The long-term care rider is normally used to amend group health insurance policies. They are consequential by providing medical care in the event of the loss of ability to perform the activities of daily living (ADL) due to age, disability, or illness. Unlike Medicare, this rider provides for non-skilled nursing care consistent with in-home, skilled nursing facility, or temporary resident nursing care in an adult day care or similar residence. Usually there is a waiting period of between 30 and 180 days; however, the longer the elimination period, the lower the premium.

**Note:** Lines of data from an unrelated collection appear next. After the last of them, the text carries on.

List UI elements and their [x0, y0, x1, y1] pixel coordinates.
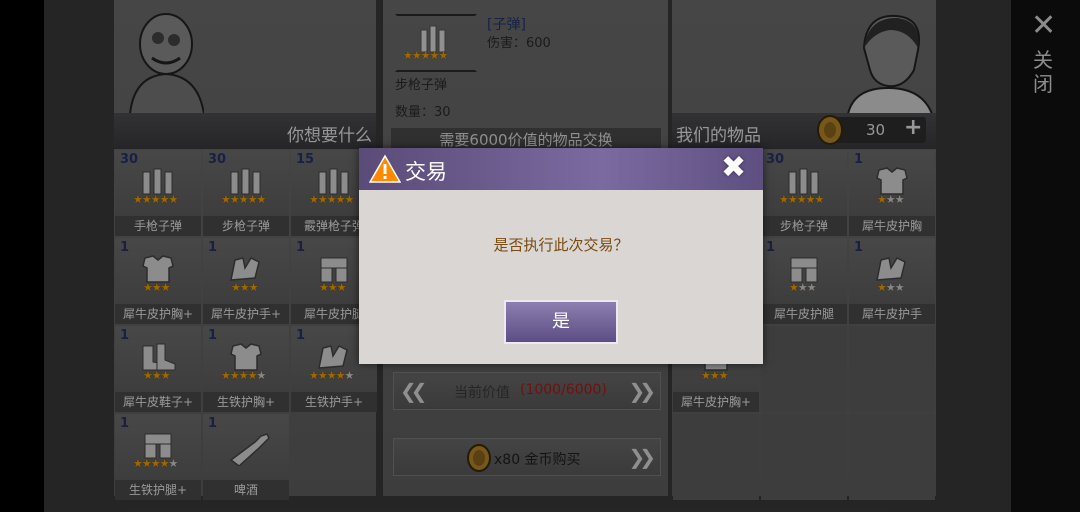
- warning-icon: [369, 154, 401, 183]
- confirm-button[interactable]: 是: [504, 300, 618, 344]
- trade-screen: 你想要什么 ★★★★★ [子弹] 伤害：600 步枪子弹 数量：30 需要600…: [0, 0, 1080, 512]
- close-icon[interactable]: ✖: [721, 150, 746, 185]
- dialog-header: 交易 ✖: [359, 148, 763, 190]
- dialog-title: 交易: [405, 160, 447, 184]
- dialog-message: 是否执行此次交易？: [493, 236, 629, 254]
- trade-dialog: 交易 ✖ 是否执行此次交易？ 是: [359, 148, 763, 364]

The exclusion rider indemnifies the health insurance provider against financial loss due to a pre-existing or catastrophic illness such as cancer or HIV. Some prospective policyholders attempt to purchase health insurance when the benefits are required, called "adverse selection." Therefore, most states permit insurers to review the medical history and exclude pre-existing conditions entirely or for a specific amount of time. For example, if a policyholder has hypertension controlled by medication, the policy can be modified to exclude hypertension-related care or the policy can be issued with a very large premium to include hypertension. The alternative is to purchase the less expensive policy with the exclusionary or elimination rider, and the patient will assume responsibility for any financial implications resulting from that condition.

Many health insurance companies, concerned and impacted with the rising cost of an extended hospitalization, limit these benefits. Policyholders can purchase an extended stay rider. This accompaniment increases the cost of the policy but extends the number of days the policy will cover from 30 days, for example, to 60 days or longer in the event of a catastrophic illness or injury. For policyholders with illnesses such as cancer or HIV, this rider is the difference between financial hardship and financial security.

Health insurance coverage can effectively help to offset the skyrocketing costs of health care. Health insurance riders can ensure insurance coverage despite pre-existing illnesses, extended hospital stays, and long-term care needs of the policyholder.